As long as there is no money to be made by being a female cyclist unless you're absolute top of the cream of course very few people are willing to spend years of sacrifice and often even a lot of money on a dream that may or may not come true. You must be either an incredible talent or a very obsessive person.
It's a difficult situation, though. I don't agree with some people arguing that female athletes should get the same amount of money because they work just as hard. Many people in many different kind of jobs work incredibly hard and still find it difficult to make a living from that. Especially if you are in the entertainment business, it doesn't matter for instance how good a musician you are if people are just not interested in what you are doing. While Justin Bieber gets millions. Not "fair", but it's just not about fairness, it's about the market. And the truth is there aren't many people who are interested in women's cycling, for many reasons.
Also the men's business model is already very fragile and also wrong in many aspects, from disparity between teams to morally unpleasant sponsors.
There are many circles in this, where you don't know what came first, egg or hen.

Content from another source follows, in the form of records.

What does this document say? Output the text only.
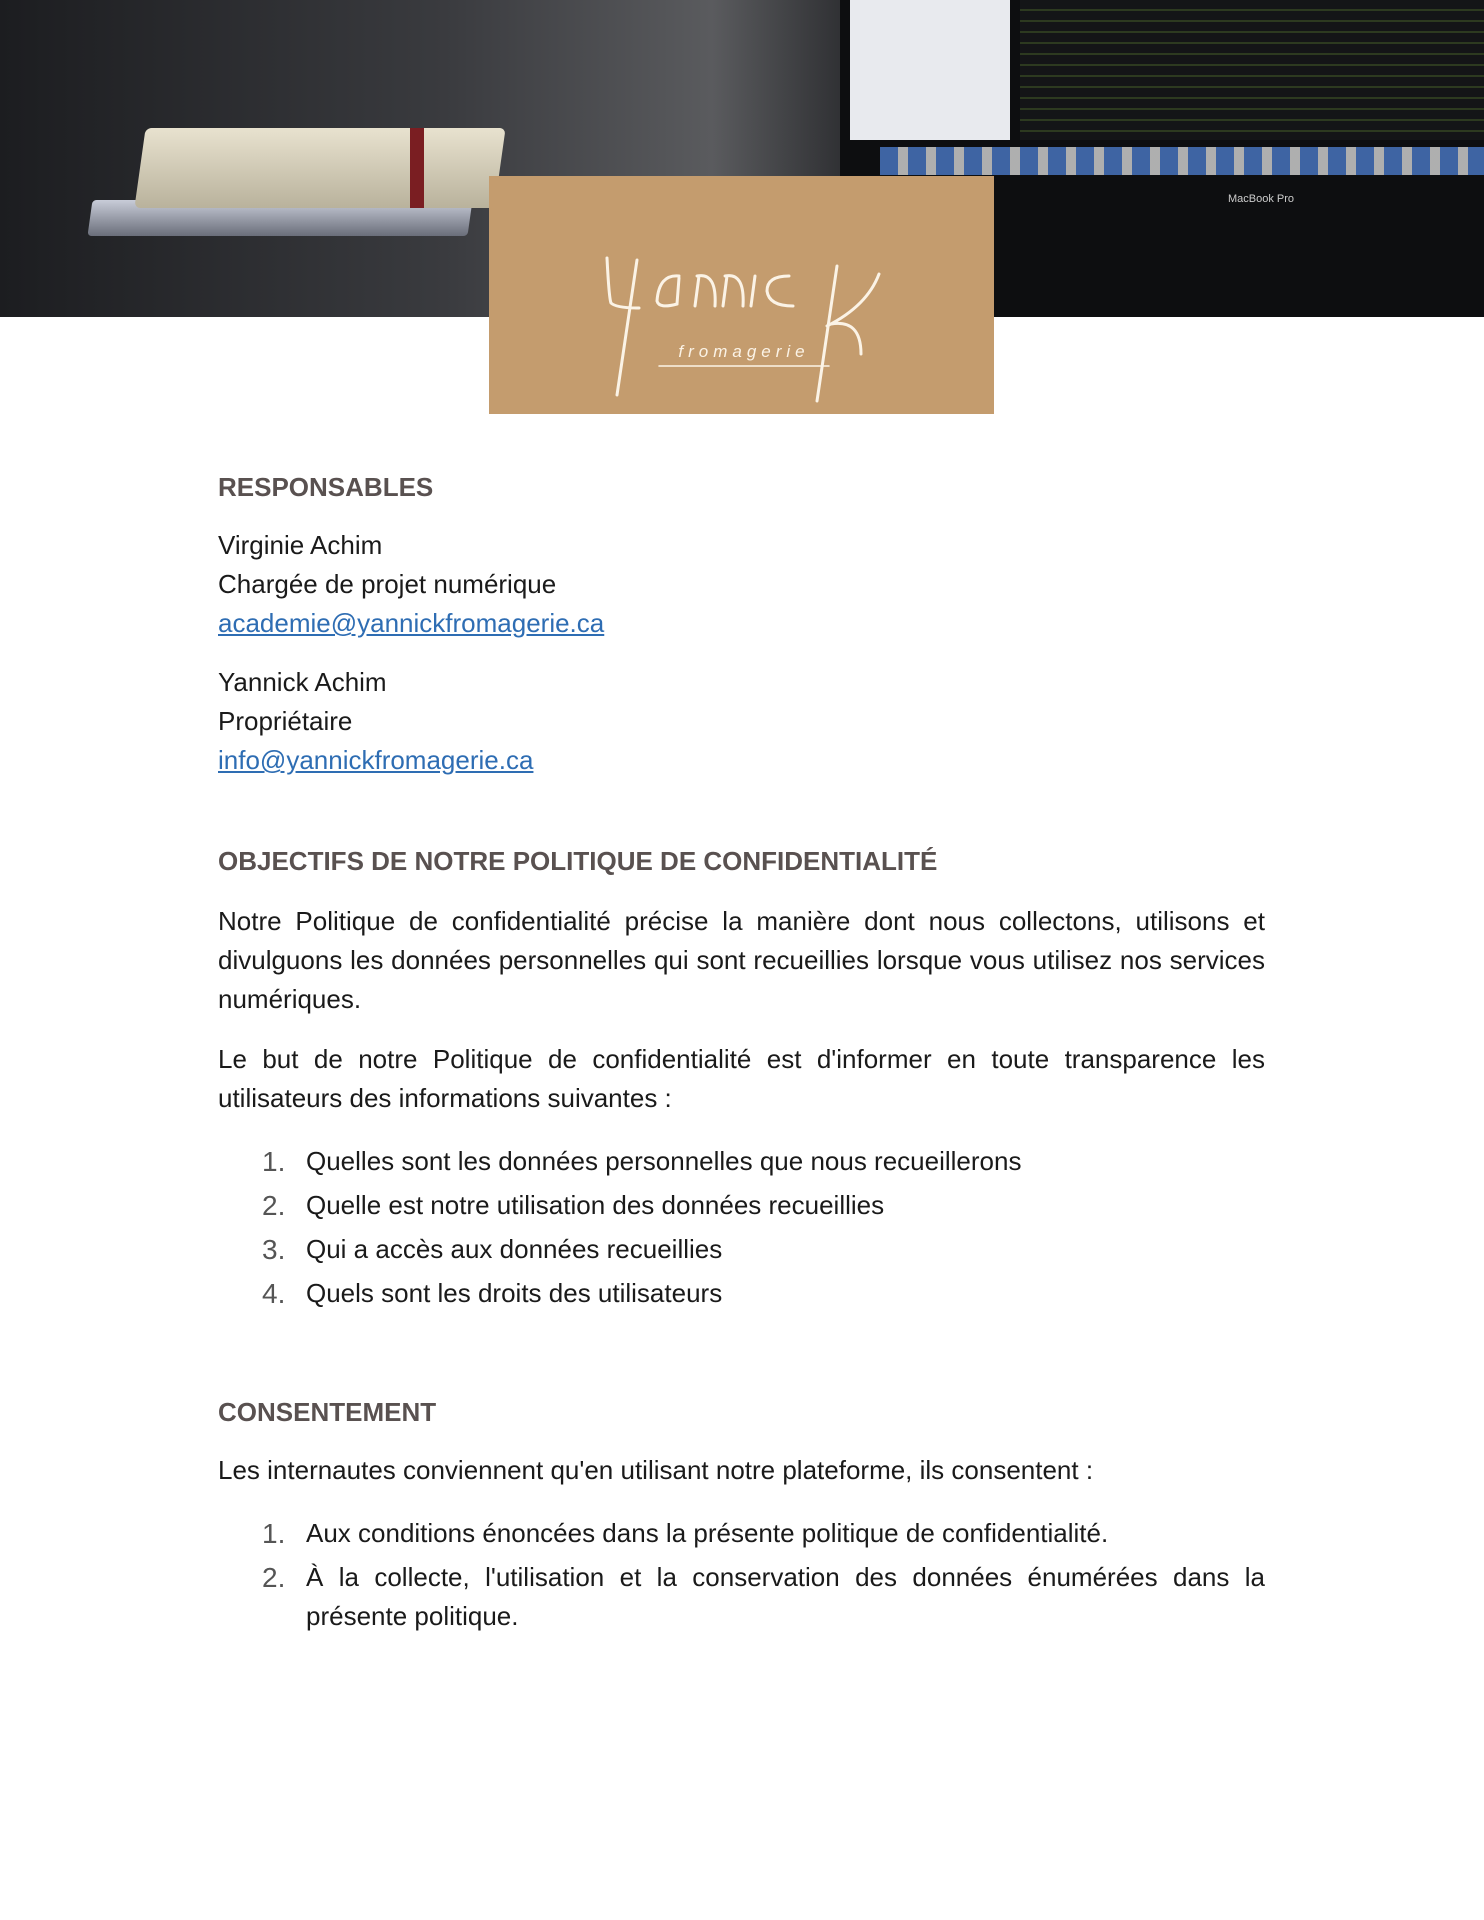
MacBook Pro
fromagerie
RESPONSABLES

Virginie Achim

Chargée de projet numérique

academie@yannickfromagerie.ca

Yannick Achim

Propriétaire

info@yannickfromagerie.ca

OBJECTIFS DE NOTRE POLITIQUE DE CONFIDENTIALITÉ

Notre Politique de confidentialité précise la manière dont nous collectons, utilisons et divulguons les données personnelles qui sont recueillies lorsque vous utilisez nos services numériques.

Le but de notre Politique de confidentialité est d'informer en toute transparence les utilisateurs des informations suivantes :

1. Quelles sont les données personnelles que nous recueillerons
2. Quelle est notre utilisation des données recueillies
3. Qui a accès aux données recueillies
4. Quels sont les droits des utilisateurs
CONSENTEMENT

Les internautes conviennent qu'en utilisant notre plateforme, ils consentent :

1. Aux conditions énoncées dans la présente politique de confidentialité.
2. À la collecte, l'utilisation et la conservation des données énumérées dans la présente politique.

Maybe it would be better for women's cycling to not try and follow the men's footsteps but to build their own business models, their own race formats and so on. Try to find interesting formats that make people watch. Maybe mountainbiking, gran fondo, gravel, adventure and endurance riding are even more the way to find new followers first who can than become interested in road races.
Or maybe it's countries like Slovenia and Colombia who have to lead the way here, with maybe more young girls watching races and interested in road cycling there. Because I think in most countries in the world it's pretty uncool, so it's not the best time to promote a "the women should have the same coverage/ prize money" agenda when it's already tough to get sponsors and venues for the men's races.